The star of The King’s Speech, A Room With A View and Harry Potter revealed that she is fish-phobic — but still agreed to be the latest volunteer to bare all  to highlight the threat to ocean life from overfishing.

Bonham Carter, 48, was asked to get involved by her friend Greta Scacchi, who was photographed with a cod in the first of a series of images by different photographers, entitled Fishlove.

In the latest shoot, Bonham Carter worked with photographer John Swannell. She said: “I’m actually very phobic about fish so when Greta asked me to be photographed naked with a 27kg tuna I was more worried about touching it than getting my kit off. Having said that, I conquered my fears and by the end of the morning we’d truly bonded. He will be my Valentine.”

The actress, who last year split up with film director Tim Burton, spoke today before a meeting at the House of Commons, where 100 conservation charities were calling on ministers to declare more marine reserves in the British Overseas Territories.

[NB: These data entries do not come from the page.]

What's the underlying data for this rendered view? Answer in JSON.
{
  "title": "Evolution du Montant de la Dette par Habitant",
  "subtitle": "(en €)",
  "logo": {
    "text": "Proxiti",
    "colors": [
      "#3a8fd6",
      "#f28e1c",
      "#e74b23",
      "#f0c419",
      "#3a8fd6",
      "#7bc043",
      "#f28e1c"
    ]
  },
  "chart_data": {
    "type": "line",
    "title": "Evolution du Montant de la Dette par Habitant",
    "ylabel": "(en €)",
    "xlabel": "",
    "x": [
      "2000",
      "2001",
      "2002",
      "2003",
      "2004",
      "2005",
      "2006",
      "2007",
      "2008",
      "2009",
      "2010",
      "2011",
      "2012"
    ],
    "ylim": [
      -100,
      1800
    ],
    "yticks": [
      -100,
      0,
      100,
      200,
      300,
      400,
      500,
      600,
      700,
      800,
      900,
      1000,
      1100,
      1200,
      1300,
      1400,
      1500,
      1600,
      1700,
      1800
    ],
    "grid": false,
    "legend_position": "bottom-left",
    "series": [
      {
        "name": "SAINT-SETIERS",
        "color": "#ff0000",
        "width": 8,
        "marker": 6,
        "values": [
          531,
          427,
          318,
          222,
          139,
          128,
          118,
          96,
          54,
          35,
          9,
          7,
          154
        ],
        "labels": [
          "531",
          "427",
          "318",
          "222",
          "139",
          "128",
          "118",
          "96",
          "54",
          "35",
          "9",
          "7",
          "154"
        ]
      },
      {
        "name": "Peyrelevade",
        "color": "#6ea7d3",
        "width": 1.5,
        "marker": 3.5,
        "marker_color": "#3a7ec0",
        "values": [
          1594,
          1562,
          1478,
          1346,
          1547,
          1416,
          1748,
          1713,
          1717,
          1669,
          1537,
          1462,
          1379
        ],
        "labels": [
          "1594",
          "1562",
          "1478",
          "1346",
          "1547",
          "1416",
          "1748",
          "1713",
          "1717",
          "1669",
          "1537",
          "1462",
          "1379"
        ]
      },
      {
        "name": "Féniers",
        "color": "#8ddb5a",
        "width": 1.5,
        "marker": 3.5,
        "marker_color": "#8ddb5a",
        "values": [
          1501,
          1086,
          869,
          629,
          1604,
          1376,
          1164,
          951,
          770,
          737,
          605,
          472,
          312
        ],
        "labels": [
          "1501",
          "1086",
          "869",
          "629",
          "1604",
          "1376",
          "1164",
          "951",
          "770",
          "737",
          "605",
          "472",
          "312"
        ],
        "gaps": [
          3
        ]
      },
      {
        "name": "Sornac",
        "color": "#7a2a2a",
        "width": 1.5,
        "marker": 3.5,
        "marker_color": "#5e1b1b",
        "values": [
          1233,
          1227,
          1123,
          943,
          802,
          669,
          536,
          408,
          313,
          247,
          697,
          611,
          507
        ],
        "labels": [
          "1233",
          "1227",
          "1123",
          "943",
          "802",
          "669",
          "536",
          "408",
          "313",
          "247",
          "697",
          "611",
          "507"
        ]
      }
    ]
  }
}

The reserves would protect fish and also support threatened species including whales, turtles, seabirds, penguins and corals.

The actress said: “There is a new movement, spearheaded by the Blue Marine Foundation and others, encouraging the Government to invest in creating marine reserves — fish refuges really — where they are safe from the ravages of industrial-scale fishing and where they can regenerate.

“We all have a responsibility to try and return our world to the next generation in the state we inherited it in, not worse. It would be a sad thing if in our dotage we’d be describing a tuna fish to our grandchildren like we do a dodo today.”

About 85 per cent of global fish stocks are depleted or over-exploited.

The Government is considering plans to create three of the largest marine reserves in the world around the British overseas territories of Pitcairn in the Pacific, Ascension in the Atlantic, and South Georgia and the South Sandwich Islands in the South Atlantic.